The rest of the week, I stayed in the yard slap-shooting rubber balls, tennis balls, practice pucks — anything I could find — at targets hung on the net, like I wanted to destroy them. Aunt Sylvie came out to tell me that it was 10 o’clock and I should call it a night and hit the sack. But I was like a man possessed, shooting and shooting by the light of the streetlight. Friday, at dinnertime, my father came back from hunting. He hadn’t killed his bull moose this year and should have been in a bad mood. But seein
g me practice like that, with such intensity, made him happy and he smiled. He came over to me and said hello. I shrugged, not saying anything, and I made a move like in the Kovalev video, juggling the puck on my blade and flicking it up to the back of my neck while leaning forward. I let it roll down my back and turned, ready to strike before it hit the ground. My father broke out laughing, shaking his head from left to right as if he didn’t believe it. He reached out to tousle my hair, but I sidestepped him, shooting a couple of balls at the targets on the goal.
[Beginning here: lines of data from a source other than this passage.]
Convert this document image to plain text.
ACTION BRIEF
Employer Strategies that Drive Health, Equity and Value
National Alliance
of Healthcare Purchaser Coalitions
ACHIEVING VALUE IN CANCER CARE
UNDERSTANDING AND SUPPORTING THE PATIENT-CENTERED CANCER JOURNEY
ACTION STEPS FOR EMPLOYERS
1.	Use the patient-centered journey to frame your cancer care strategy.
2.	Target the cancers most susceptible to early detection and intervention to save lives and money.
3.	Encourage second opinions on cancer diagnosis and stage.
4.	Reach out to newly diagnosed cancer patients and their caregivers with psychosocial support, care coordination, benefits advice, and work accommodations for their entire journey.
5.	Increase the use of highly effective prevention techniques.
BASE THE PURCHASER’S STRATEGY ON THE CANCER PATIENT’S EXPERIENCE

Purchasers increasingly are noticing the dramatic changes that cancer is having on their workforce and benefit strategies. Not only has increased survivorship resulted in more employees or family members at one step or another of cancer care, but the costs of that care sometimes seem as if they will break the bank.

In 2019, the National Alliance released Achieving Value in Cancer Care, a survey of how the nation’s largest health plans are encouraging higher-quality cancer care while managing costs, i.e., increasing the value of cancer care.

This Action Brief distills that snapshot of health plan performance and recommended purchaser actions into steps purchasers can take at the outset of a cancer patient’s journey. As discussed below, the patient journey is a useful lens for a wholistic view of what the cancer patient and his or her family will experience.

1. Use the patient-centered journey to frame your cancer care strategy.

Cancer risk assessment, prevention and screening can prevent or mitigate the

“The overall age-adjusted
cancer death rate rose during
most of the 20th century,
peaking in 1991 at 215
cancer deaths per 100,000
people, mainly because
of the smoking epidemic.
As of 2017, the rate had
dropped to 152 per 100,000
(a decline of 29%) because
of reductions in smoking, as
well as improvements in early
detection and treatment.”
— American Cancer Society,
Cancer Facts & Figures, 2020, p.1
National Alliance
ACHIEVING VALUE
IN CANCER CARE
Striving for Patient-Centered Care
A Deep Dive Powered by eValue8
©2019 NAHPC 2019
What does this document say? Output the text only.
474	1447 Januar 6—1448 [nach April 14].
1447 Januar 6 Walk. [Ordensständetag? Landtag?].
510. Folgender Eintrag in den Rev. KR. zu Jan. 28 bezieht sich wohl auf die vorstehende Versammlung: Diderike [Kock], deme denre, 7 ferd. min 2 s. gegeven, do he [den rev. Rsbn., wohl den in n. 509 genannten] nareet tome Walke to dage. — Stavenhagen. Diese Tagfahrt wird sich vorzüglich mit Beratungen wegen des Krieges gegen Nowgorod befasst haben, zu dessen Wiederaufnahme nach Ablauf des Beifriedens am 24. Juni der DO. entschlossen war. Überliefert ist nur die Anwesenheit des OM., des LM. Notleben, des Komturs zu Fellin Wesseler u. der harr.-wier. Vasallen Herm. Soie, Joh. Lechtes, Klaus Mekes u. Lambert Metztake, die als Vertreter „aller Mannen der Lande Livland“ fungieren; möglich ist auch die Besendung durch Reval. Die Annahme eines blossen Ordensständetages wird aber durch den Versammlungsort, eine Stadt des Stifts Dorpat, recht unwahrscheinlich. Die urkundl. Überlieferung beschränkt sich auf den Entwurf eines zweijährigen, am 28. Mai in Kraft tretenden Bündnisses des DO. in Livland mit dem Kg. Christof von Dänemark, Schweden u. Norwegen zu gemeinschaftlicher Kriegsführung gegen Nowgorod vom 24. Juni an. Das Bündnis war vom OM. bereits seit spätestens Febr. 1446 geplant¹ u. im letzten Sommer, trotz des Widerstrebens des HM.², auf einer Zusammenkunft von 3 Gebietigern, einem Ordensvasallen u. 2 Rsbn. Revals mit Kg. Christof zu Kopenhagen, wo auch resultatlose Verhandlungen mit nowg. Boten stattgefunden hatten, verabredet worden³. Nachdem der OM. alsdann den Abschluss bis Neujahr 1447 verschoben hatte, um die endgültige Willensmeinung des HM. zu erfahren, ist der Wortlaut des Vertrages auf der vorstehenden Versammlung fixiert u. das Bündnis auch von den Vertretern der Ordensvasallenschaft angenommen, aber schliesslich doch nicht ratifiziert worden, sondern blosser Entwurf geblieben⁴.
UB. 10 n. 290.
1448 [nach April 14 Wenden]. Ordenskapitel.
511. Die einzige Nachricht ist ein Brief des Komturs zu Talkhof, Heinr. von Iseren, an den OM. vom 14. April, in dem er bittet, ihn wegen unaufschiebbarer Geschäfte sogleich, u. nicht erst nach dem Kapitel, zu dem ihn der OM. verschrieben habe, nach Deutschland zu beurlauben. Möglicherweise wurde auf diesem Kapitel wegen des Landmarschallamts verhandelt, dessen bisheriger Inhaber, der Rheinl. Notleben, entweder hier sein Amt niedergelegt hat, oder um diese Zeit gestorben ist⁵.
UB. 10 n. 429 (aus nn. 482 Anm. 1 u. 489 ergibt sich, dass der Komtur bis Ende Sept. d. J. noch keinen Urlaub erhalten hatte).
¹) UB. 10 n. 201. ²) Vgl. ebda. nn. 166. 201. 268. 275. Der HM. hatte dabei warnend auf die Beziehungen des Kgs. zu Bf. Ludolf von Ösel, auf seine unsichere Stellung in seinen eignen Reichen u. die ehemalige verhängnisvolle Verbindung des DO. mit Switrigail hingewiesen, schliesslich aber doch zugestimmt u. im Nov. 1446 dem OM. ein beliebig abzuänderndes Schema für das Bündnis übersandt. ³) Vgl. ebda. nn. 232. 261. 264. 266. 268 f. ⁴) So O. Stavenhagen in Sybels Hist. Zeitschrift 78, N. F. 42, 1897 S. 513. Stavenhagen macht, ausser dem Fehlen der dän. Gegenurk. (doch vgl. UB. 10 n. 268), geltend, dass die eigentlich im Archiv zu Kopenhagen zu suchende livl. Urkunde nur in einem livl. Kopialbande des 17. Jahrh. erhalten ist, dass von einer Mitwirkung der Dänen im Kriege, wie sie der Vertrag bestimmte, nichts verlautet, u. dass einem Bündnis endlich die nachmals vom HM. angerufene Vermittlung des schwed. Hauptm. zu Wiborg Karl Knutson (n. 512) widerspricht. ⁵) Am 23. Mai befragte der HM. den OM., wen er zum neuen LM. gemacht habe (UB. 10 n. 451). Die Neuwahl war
As he went up the stairs, I shot a puck that thwacked against the metal wall of the garage. Louis turned to look at me for a long moment without a word. His look was more interrogative than severe. I looked down. He went in the house while I kept juggling pucks on my stick.
I was tired. But I couldn’t sleep. I hadn’t been able to get Jessie off my mind all week. I had to find a way to see her alone to explain how everything had been a terrible mistake : the car accident, my father’s anger, everything. There had to be some way to make sense out of it all. I was sure of it. And I was determined beyond measure to find that way, up to and including making myself look ridiculous.
My ankle had completely healed after a couple of weeks, to my great pleasure, and to the surprise of my doctor who hadn’t believed it would mend so quickly. He cautioned me to hold off a bit all the same. But I felt good. So good that I started skating a week before he gave me the go-ahead. My father and Sylvie were against it. They said it was a bad idea ; I should wait, otherwise there was a danger of making it worse.